Ao lado da África, países asiáticos e insulares também se posicionaram, defendendo que o aumento das temperaturas globais ameaça economias nacionais de forma cumulativa, pressionando sistemas agrícolas, infraestrutura urbana e estabilidade populacional. A defesa por um fundo climático mais robusto, baseado prioritariamente em doações e não em empréstimos, foi uma das prioridades reafirmadas pelas delegações.
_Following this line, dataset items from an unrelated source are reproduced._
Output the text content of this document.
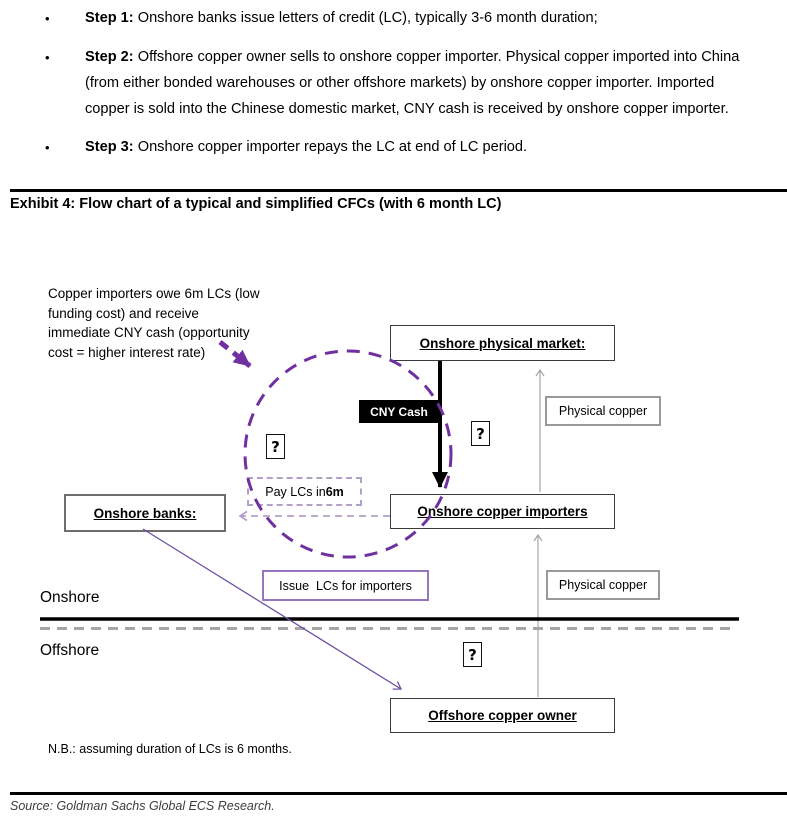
•	Step 1: Onshore banks issue letters of credit (LC), typically 3-6 month duration;
•	Step 2: Offshore copper owner sells to onshore copper importer. Physical copper imported into China (from either bonded warehouses or other offshore markets) by onshore copper importer. Imported copper is sold into the Chinese domestic market, CNY cash is received by onshore copper importer.
•	Step 3: Onshore copper importer repays the LC at end of LC period.
Exhibit 4: Flow chart of a typical and simplified CFCs (with 6 month LC)
Copper importers owe 6m LCs (low funding cost) and receive immediate CNY cash (opportunity cost = higher interest rate)
Onshore physical market:
Onshore copper importers
Onshore banks:
Offshore copper owner
CNY Cash	Physical copper
Physical copper
Pay LCs in 6m
Issue  LCs for importers
?
?
?
Onshore
Offshore
N.B.: assuming duration of LCs is 6 months.
Source: Goldman Sachs Global ECS Research.
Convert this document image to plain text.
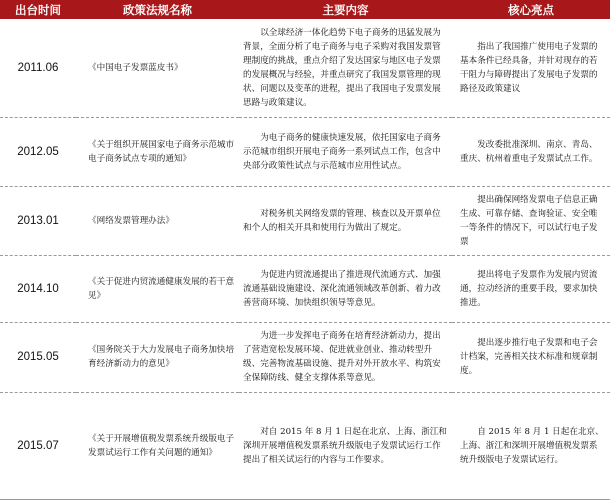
出台时间	政策法规名称	主要内容	核心亮点
2011.06	《中国电子发票蓝皮书》	以全球经济一体化趋势下电子商务的迅猛发展为背景，全面分析了电子商务与电子采购对我国发票管理制度的挑战，重点介绍了发达国家与地区电子发票的发展概况与经验，并重点研究了我国发票管理的现状、问题以及变革的进程，提出了我国电子发票发展思路与政策建议。	指出了我国推广使用电子发票的基本条件已经具备，并针对现存的若干阻力与障碍提出了发展电子发票的路径及政策建议
2012.05	《关于组织开展国家电子商务示范城市电子商务试点专项的通知》	为电子商务的健康快速发展，依托国家电子商务示范城市组织开展电子商务一系列试点工作，包含中央部分政策性试点与示范城市应用性试点。	发改委批准深圳、南京、青岛、重庆、杭州着重电子发票试点工作。
2013.01	《网络发票管理办法》	对税务机关网络发票的管理、核查以及开票单位和个人的相关开具和使用行为做出了规定。	提出确保网络发票电子信息正确生成、可靠存储、查询验证、安全唯一等条件的情况下，可以试行电子发票
2014.10	《关于促进内贸流通健康发展的若干意见》	为促进内贸流通提出了推进现代流通方式、加强流通基础设施建设、深化流通领域改革创新、着力改善营商环境、加快组织领导等意见。	提出将电子发票作为发展内贸流通，拉动经济的重要手段，要求加快推进。
2015.05	《国务院关于大力发展电子商务加快培育经济新动力的意见》	为进一步发挥电子商务在培育经济新动力，提出了营造宽松发展环境、促进就业创业、推动转型升级、完善物流基础设施、提升对外开放水平、构筑安全保障防线、健全支撑体系等意见。	提出逐步推行电子发票和电子会计档案，完善相关技术标准和规章制度。
2015.07	《关于开展增值税发票系统升级版电子发票试运行工作有关问题的通知》	对自 2015 年 8 月 1 日起在北京、上海、浙江和深圳开展增值税发票系统升级版电子发票试运行工作提出了相关试运行的内容与工作要求。	自 2015 年 8 月 1 日起在北京、上海、浙江和深圳开展增值税发票系统升级版电子发票试运行。
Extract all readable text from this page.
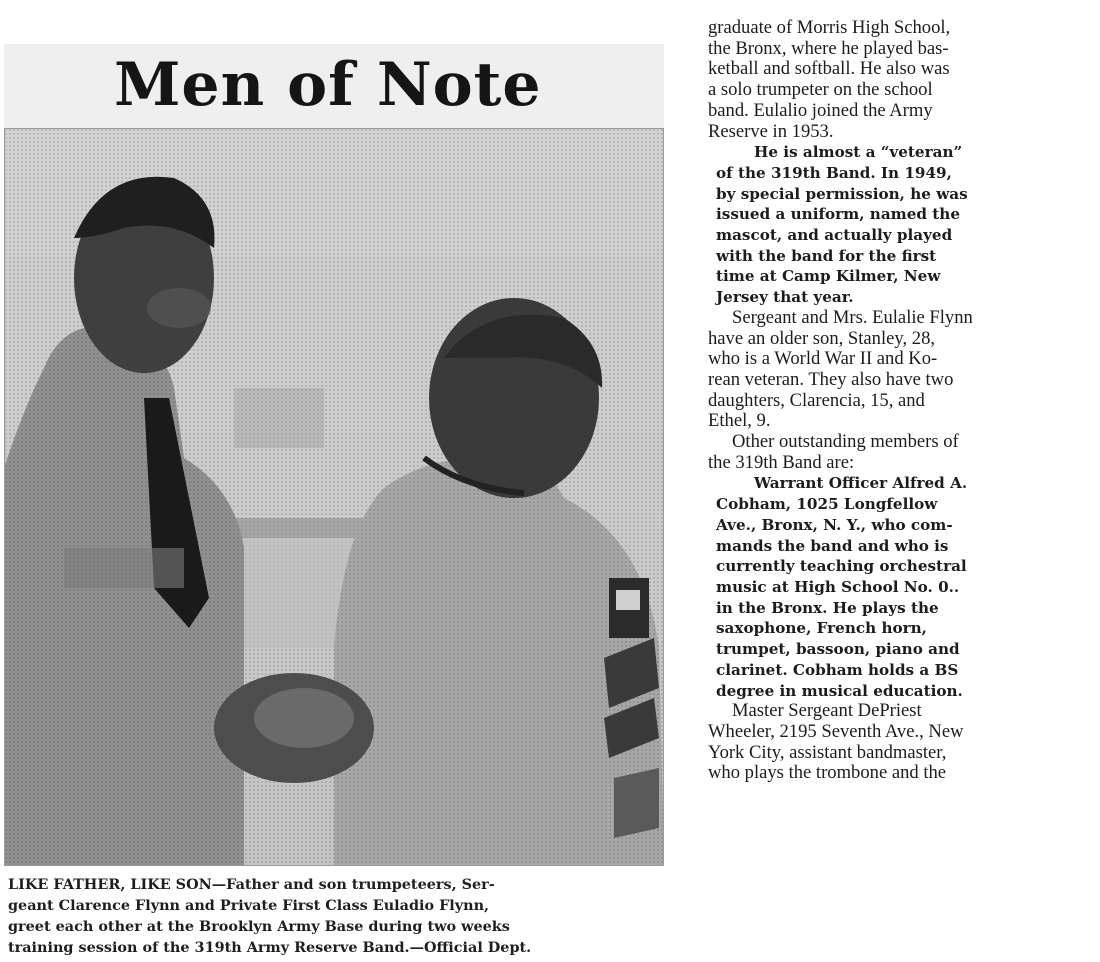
Men of Note
LIKE FATHER, LIKE SON—Father and son trumpeteers, Ser-
geant Clarence Flynn and Private First Class Euladio Flynn,
greet each other at the Brooklyn Army Base during two weeks
training session of the 319th Army Reserve Band.—Official Dept.
graduate of Morris High School,
the Bronx, where he played bas-
ketball and softball. He also was
a solo trumpeter on the school
band. Eulalio joined the Army
Reserve in 1953.
He is almost a “veteran”
of the 319th Band. In 1949,
by special permission, he was
issued a uniform, named the
mascot, and actually played
with the band for the first
time at Camp Kilmer, New
Jersey that year.
Sergeant and Mrs. Eulalie Flynn
have an older son, Stanley, 28,
who is a World War II and Ko-
rean veteran. They also have two
daughters, Clarencia, 15, and
Ethel, 9.
Other outstanding members of
the 319th Band are:
Warrant Officer Alfred A.
Cobham, 1025 Longfellow
Ave., Bronx, N. Y., who com-
mands the band and who is
currently teaching orchestral
music at High School No. 0..
in the Bronx. He plays the
saxophone, French horn,
trumpet, bassoon, piano and
clarinet. Cobham holds a BS
degree in musical education.
Master Sergeant DePriest
Wheeler, 2195 Seventh Ave., New
York City, assistant bandmaster,
who plays the trombone and the
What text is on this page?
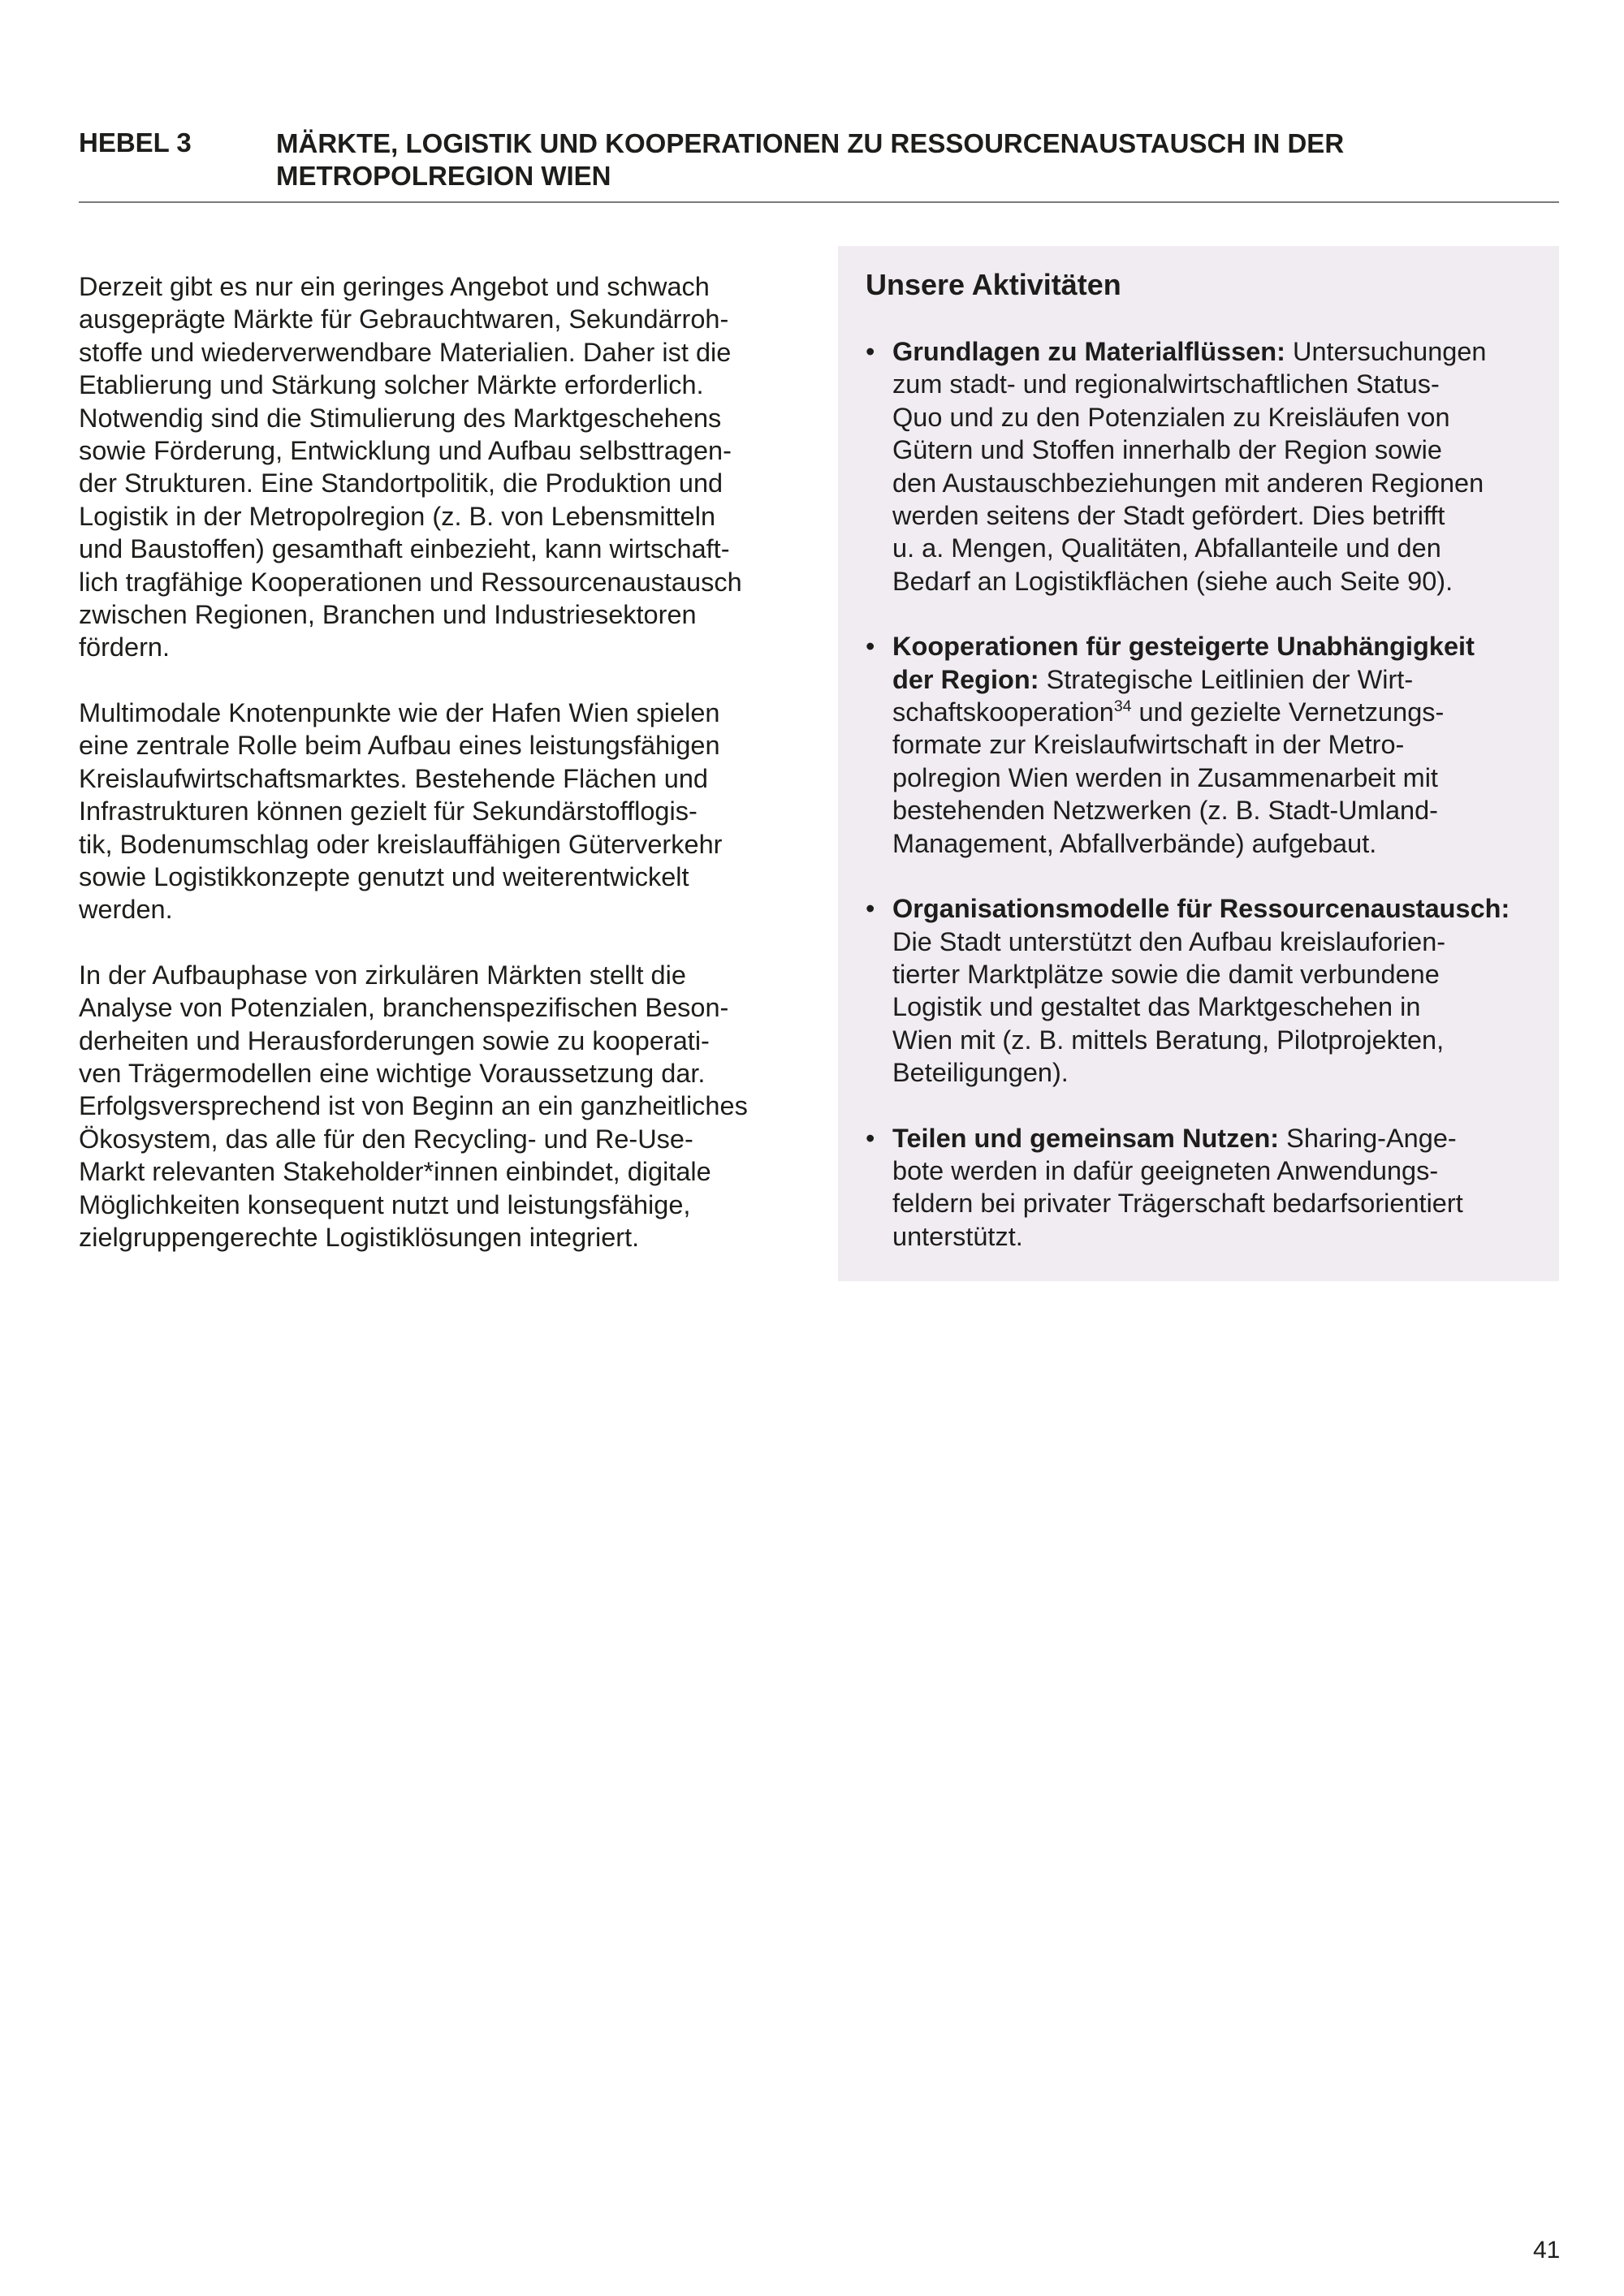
HEBEL 3	MÄRKTE, LOGISTIK UND KOOPERATIONEN ZU RESSOURCENAUSTAUSCH IN DER
METROPOLREGION WIEN

Derzeit gibt es nur ein geringes Angebot und schwach
ausgeprägte Märkte für Gebrauchtwaren, Sekundärroh-
stoffe und wiederverwendbare Materialien. Daher ist die
Etablierung und Stärkung solcher Märkte erforderlich.
Notwendig sind die Stimulierung des Marktgeschehens
sowie Förderung, Entwicklung und Aufbau selbsttragen-
der Strukturen. Eine Standortpolitik, die Produktion und
Logistik in der Metropolregion (z. B. von Lebensmitteln
und Baustoffen) gesamthaft einbezieht, kann wirtschaft-
lich tragfähige Kooperationen und Ressourcenaustausch
zwischen Regionen, Branchen und Industriesektoren
fördern.

Multimodale Knotenpunkte wie der Hafen Wien spielen
eine zentrale Rolle beim Aufbau eines leistungsfähigen
Kreislaufwirtschaftsmarktes. Bestehende Flächen und
Infrastrukturen können gezielt für Sekundärstofflogis-
tik, Bodenumschlag oder kreislauffähigen Güterverkehr
sowie Logistikkonzepte genutzt und weiterentwickelt
werden.

In der Aufbauphase von zirkulären Märkten stellt die
Analyse von Potenzialen, branchenspezifischen Beson-
derheiten und Herausforderungen sowie zu kooperati-
ven Trägermodellen eine wichtige Voraussetzung dar.
Erfolgsversprechend ist von Beginn an ein ganzheitliches
Ökosystem, das alle für den Recycling- und Re-Use-
Markt relevanten Stakeholder*innen einbindet, digitale
Möglichkeiten konsequent nutzt und leistungsfähige,
zielgruppengerechte Logistiklösungen integriert.

Unsere Aktivitäten
• Grundlagen zu Materialflüssen: Untersuchungen
zum stadt- und regionalwirtschaftlichen Status-
Quo und zu den Potenzialen zu Kreisläufen von
Gütern und Stoffen innerhalb der Region sowie
den Austauschbeziehungen mit anderen Regionen
werden seitens der Stadt gefördert. Dies betrifft
u. a. Mengen, Qualitäten, Abfallanteile und den
Bedarf an Logistikflächen (siehe auch Seite 90).
• Kooperationen für gesteigerte Unabhängigkeit
der Region: Strategische Leitlinien der Wirt-
schaftskooperation$^{34}$ und gezielte Vernetzungs-
formate zur Kreislaufwirtschaft in der Metro-
polregion Wien werden in Zusammenarbeit mit
bestehenden Netzwerken (z. B. Stadt-Umland-
Management, Abfallverbände) aufgebaut.
• Organisationsmodelle für Ressourcenaustausch:
Die Stadt unterstützt den Aufbau kreislauforien-
tierter Marktplätze sowie die damit verbundene
Logistik und gestaltet das Marktgeschehen in
Wien mit (z. B. mittels Beratung, Pilotprojekten,
Beteiligungen).
• Teilen und gemeinsam Nutzen: Sharing-Ange-
bote werden in dafür geeigneten Anwendungs-
feldern bei privater Trägerschaft bedarfsorientiert
unterstützt.
41
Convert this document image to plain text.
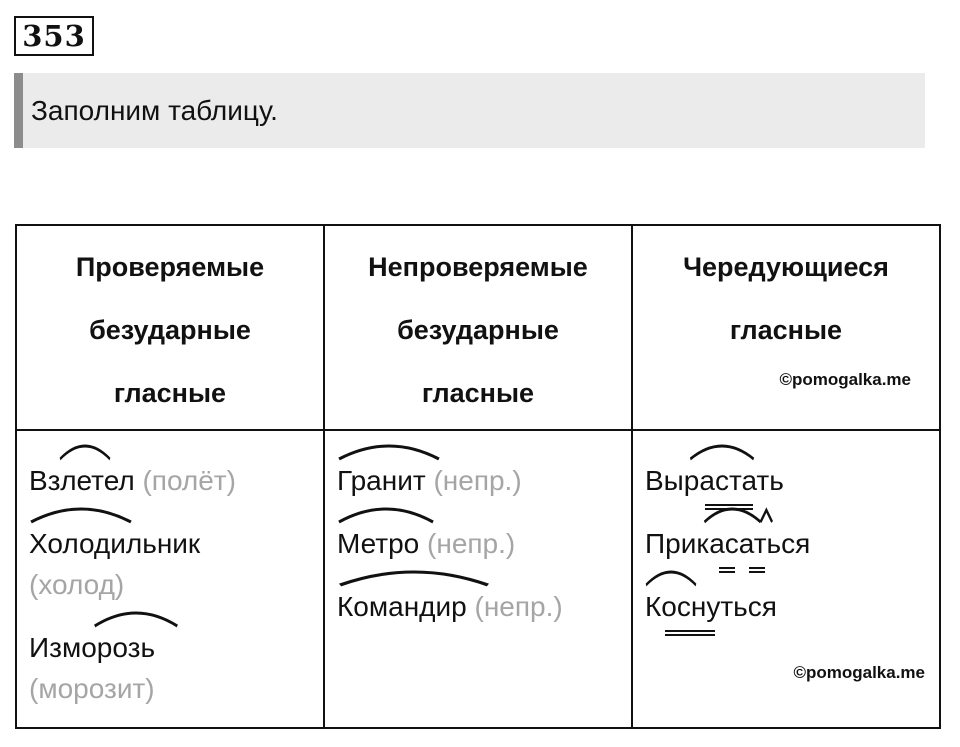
353
Заполним таблицу.
Проверяемые
безударные
гласные	Непроверяемые
безударные
гласные	Чередующиеся
гласные
©pomogalka.me

Взлетел (полёт)
Холодильник
(холод)
Изморозь
(морозит)	Гранит (непр.)
Метро (непр.)
Командир (непр.)	Вырастать
Прикасаться
Коснуться
©pomogalka.me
Durante a plenária, alertas foram reforçados sobre a aceleração do aquecimento global projetada para a próxima década, o que impactaria de maneira decisiva economias dependentes de clima estável. Especialistas destacaram que cada fração adicional de grau resulta em prejuízos mais intensos, além de desencadear danos ambientais irreversíveis em regiões sensíveis.

A participação ativa de países fortemente afetados buscou ressaltar a distância entre a realidade vivida por regiões vulneráveis e a capacidade de resposta financeira disponível. Para representantes de Bangladesh, por exemplo, o déficit entre o volume necessário para adaptação e o que efetivamente chega aos países mais pobres representa uma ameaça concreta ao avanço das medidas climáticas. Estimativas indicam que o montante atual distribuído internacionalmente é insuficiente para enfrentar o ritmo de impactos que se acumulam a cada ano.

O debate em Belém também trouxe à tona a lacuna bilionária que separa expectativas e entregas. Países do Sul Global reivindicam que a meta de financiamento internacional seja revisada e adaptada aos cenários climáticos projetados até 2035, exigindo valores que atendam às novas necessidades de reconstrução e prevenção. As cobranças incluem a revisão dos modelos de empréstimos, o aumento das doações e a implementação de instrumentos não baseados em dívida, especialmente para nações com baixa capacidade fiscal.

No encerramento da reunião, Brasil e Azerbaijão apresentaram um roteiro destinado a reorganizar os mecanismos globais de financiamento climático. A proposta sugere reestruturação de bancos multilaterais, ampliação de aportes e criação de estratégias inovadoras de captação que poderiam elevar os fundos disponíveis nos próximos anos. Mesmo assim, países em desenvolvimento reafirmaram que o sucesso da COP30 depende de ações concretas, e não apenas de declarações formais. Para eles, os próximos meses serão decisivos para definir se a comunidade internacional está realmente comprometida em corrigir desequilíbrios históricos e evitar que o impacto climático aprofunde desigualdades já existentes.